Kaur Harpreet, Raghava G P S
Bioinformatics Centre, Institute of Microbial Technology, Sector 39A, Chandigarh, India.
FEBS Lett. 2004 Apr 23;564(1-2):47-57. doi: 10.1016/S0014-5793(04)00305-9.
In this study, an attempt has been made to develop a neural network-based method for predicting segments in proteins containing aromatic-backbone NH (Ar-NH) interactions using multiple sequence alignment. We have analyzed 3121 segments seven residues long containing Ar-NH interactions, extracted from 2298 non-redundant protein structures where no two proteins have more than 25% sequence identity. Two consecutive feed-forward neural networks with a single hidden layer have been trained with standard back-propagation as learning algorithm. The performance of the method improves from 0.12 to 0.15 in terms of Matthews correlation coefficient (MCC) value when evolutionary information (multiple alignment obtained from PSI-BLAST) is used as input instead of a single sequence. The performance of the method further improves from MCC 0.15 to 0.20 when secondary structure information predicted by PSIPRED is incorporated in the prediction. The final network yields an overall prediction accuracy of 70.1% and an MCC of 0.20 when tested by five-fold cross-validation. Overall the performance is 15.2% higher than the random prediction. The method consists of two neural networks: (i) a sequence-to-structure network which predicts the aromatic residues involved in Ar-NH interaction from multiple alignment of protein sequences and (ii) a structure-to structure network where the input consists of the output obtained from the first network and predicted secondary structure. Further, the actual position of the donor residue within the 'potential' predicted fragment has been predicted using a separate sequence-to-structure neural network. Based on the present study, a server Ar_NHPred has been developed which predicts Ar-NH interaction in a given amino acid sequence. The web server Ar_NHPred is available at and (mirror site).

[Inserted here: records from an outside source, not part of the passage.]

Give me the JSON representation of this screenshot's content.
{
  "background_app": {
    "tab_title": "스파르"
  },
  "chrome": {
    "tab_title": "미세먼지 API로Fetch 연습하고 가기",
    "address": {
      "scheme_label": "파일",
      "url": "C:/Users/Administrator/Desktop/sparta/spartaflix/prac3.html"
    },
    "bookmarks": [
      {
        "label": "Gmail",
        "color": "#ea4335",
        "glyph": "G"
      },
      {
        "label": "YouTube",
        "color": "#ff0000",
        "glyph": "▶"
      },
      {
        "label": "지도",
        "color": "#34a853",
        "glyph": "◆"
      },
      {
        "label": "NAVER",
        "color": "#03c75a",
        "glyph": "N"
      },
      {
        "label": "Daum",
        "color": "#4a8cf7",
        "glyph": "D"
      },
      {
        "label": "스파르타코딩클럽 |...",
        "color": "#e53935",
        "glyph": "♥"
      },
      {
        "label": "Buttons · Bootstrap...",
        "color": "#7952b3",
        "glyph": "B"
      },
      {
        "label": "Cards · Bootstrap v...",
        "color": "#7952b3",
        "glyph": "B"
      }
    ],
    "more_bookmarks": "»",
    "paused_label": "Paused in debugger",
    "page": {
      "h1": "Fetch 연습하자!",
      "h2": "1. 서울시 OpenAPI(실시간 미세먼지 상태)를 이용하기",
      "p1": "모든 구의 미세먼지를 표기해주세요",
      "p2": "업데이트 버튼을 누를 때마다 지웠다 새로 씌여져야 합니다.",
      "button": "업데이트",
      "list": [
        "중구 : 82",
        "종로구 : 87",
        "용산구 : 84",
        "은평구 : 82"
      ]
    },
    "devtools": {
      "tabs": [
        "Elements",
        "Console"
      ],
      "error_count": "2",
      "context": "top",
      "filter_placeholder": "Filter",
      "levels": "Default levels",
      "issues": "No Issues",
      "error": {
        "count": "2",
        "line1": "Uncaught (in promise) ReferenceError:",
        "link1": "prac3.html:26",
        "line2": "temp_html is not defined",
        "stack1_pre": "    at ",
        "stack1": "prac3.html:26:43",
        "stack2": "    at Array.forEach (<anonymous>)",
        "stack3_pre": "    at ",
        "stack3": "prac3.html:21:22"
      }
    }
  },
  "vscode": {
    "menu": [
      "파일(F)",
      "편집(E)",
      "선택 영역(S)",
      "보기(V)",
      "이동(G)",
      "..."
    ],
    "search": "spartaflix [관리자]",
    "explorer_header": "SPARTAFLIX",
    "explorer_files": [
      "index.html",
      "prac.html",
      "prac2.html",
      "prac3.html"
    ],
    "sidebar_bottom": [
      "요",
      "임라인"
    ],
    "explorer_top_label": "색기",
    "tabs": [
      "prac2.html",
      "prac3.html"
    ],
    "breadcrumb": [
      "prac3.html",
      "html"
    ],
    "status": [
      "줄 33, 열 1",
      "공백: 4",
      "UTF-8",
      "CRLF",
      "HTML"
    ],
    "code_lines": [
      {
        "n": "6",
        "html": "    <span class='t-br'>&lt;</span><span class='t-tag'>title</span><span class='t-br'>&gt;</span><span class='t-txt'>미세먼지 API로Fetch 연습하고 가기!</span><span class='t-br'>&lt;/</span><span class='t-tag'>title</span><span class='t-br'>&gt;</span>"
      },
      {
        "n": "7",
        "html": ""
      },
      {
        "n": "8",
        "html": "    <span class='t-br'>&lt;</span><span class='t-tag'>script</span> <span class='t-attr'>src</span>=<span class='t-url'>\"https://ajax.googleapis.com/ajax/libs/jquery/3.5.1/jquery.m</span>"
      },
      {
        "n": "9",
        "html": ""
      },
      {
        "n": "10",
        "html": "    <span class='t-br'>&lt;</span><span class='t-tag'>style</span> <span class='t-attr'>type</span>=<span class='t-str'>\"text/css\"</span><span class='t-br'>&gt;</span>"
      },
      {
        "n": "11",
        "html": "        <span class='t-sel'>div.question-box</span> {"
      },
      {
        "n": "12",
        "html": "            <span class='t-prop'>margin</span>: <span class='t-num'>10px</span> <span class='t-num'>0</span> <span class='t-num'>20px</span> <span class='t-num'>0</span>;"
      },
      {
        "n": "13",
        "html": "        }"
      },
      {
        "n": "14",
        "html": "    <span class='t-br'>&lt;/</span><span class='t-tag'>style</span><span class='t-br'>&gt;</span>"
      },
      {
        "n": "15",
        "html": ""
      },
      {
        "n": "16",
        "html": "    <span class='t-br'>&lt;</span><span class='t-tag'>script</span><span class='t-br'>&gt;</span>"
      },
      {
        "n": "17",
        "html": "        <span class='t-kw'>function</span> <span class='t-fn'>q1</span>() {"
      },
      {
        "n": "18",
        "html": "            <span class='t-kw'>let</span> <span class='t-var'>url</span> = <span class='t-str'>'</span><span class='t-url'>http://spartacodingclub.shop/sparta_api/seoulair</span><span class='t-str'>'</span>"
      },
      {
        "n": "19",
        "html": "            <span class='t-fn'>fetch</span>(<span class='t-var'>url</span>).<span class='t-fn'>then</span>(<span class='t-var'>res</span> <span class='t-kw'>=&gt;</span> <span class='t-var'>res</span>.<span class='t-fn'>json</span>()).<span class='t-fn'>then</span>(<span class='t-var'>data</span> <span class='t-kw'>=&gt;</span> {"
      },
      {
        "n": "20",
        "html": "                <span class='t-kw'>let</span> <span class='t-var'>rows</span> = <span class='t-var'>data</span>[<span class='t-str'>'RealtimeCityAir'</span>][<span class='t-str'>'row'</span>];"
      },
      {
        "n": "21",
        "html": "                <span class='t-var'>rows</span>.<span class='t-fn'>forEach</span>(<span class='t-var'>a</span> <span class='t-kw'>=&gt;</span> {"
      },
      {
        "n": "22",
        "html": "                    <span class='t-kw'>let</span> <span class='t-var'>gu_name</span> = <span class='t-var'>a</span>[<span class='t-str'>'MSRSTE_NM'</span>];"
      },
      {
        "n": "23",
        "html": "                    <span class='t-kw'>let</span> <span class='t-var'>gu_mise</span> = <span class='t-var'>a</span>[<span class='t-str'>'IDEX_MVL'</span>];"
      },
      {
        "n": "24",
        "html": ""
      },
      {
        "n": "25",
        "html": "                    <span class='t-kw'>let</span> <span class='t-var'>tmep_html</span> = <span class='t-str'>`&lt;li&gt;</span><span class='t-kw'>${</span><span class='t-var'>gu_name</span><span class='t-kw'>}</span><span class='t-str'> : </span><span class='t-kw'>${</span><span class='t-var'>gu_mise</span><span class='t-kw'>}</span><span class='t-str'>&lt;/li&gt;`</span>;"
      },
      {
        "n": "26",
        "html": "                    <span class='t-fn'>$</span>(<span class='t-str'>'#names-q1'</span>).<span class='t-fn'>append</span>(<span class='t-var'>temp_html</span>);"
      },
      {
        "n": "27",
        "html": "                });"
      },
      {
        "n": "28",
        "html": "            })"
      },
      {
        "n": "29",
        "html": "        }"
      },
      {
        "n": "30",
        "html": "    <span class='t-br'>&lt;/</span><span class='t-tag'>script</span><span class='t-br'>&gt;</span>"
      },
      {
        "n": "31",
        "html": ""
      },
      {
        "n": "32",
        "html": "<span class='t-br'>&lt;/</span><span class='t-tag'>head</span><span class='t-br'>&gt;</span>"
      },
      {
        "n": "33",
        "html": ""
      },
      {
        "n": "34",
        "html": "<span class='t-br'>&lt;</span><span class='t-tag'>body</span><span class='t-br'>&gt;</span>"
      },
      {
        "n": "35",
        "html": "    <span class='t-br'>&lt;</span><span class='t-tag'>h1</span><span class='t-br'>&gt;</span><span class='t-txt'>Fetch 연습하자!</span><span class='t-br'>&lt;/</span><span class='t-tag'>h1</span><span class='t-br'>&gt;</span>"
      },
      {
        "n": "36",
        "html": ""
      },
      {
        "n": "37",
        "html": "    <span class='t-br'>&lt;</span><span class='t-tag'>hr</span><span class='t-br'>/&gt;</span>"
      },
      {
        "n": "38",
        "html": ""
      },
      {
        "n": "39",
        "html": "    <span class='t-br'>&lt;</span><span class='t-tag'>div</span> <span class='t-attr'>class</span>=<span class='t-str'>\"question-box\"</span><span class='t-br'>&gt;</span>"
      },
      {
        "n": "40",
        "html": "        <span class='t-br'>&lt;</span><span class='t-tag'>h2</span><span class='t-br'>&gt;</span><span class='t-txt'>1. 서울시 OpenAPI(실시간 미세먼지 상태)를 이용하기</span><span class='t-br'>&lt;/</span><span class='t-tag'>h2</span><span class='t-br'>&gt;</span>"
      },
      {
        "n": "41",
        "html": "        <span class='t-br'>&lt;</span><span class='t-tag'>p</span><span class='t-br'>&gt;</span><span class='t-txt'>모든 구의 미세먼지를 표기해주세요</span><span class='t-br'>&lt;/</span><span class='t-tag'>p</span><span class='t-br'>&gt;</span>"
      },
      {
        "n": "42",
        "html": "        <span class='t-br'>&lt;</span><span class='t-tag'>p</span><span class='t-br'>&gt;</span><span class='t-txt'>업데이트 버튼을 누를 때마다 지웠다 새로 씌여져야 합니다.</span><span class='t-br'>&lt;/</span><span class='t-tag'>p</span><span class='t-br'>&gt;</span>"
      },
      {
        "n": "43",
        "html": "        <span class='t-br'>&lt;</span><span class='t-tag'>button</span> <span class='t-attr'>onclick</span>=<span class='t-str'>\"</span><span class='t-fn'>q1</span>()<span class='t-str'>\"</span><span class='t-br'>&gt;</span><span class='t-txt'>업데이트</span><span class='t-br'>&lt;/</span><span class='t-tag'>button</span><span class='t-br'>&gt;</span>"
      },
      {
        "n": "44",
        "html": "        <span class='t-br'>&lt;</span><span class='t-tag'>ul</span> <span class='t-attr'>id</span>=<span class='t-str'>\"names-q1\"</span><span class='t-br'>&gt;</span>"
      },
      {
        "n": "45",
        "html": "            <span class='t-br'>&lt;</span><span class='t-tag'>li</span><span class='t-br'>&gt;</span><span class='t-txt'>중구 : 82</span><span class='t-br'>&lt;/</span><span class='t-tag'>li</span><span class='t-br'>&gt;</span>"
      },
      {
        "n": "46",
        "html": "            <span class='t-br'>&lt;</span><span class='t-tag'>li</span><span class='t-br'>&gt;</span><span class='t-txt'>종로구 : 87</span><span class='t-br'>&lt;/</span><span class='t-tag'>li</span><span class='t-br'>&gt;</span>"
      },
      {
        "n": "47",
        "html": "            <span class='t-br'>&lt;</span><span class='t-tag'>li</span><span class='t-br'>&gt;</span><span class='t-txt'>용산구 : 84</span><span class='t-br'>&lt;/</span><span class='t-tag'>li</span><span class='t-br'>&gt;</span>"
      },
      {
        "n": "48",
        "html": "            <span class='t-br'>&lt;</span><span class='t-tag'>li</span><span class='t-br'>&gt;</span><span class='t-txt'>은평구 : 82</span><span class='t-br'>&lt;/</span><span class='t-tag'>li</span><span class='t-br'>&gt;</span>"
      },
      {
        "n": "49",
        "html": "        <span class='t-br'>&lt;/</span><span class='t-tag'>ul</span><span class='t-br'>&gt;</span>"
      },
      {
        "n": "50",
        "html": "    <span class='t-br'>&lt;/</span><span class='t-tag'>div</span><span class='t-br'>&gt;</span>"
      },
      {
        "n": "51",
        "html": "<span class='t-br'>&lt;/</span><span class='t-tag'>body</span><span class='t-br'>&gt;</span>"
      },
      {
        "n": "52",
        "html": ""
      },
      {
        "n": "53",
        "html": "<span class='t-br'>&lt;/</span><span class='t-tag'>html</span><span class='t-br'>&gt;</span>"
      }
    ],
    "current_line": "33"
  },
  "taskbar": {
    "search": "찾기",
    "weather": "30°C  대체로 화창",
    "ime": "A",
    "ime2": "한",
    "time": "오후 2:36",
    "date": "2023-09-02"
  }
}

在本研究中,已尝试开发一种基于神经网络的方法,用于使用多序列比对预测含有芳香族主链NH(Ar-NH)相互作用的蛋白质片段。我们分析了从2298个非冗余蛋白质结构中提取的3121个长度为七个残基且含有Ar-NH相互作用的片段,其中任意两个蛋白质的序列同一性不超过25%。使用标准反向传播作为学习算法,对具有单个隐藏层的两个连续前馈神经网络进行了训练。当使用进化信息(从PSI-BLAST获得的多序列比对)作为输入而非单个序列时,该方法的性能在马修斯相关系数(MCC)值方面从0.12提高到了0.15。当将PSIPRED预测的二级结构信息纳入预测时,该方法的性能进一步从MCC 0.15提高到了0.20。通过五折交叉验证测试时,最终网络的总体预测准确率为70.1%,MCC为0.20。总体而言,该性能比随机预测高15.2%。该方法由两个神经网络组成:(i)一个序列到结构的网络,它从蛋白质序列的多序列比对中预测参与Ar-NH相互作用的芳香族残基;(ii)一个结构到结构的网络,其输入由第一个网络的输出和预测的二级结构组成。此外,使用一个单独的序列到结构神经网络预测了供体残基在“潜在”预测片段内的实际位置。基于本研究,开发了一个服务器Ar_NHPred,它可预测给定氨基酸序列中的Ar-NH相互作用。网络服务器Ar_NHPred可在[具体网址]和[镜像网址]获取。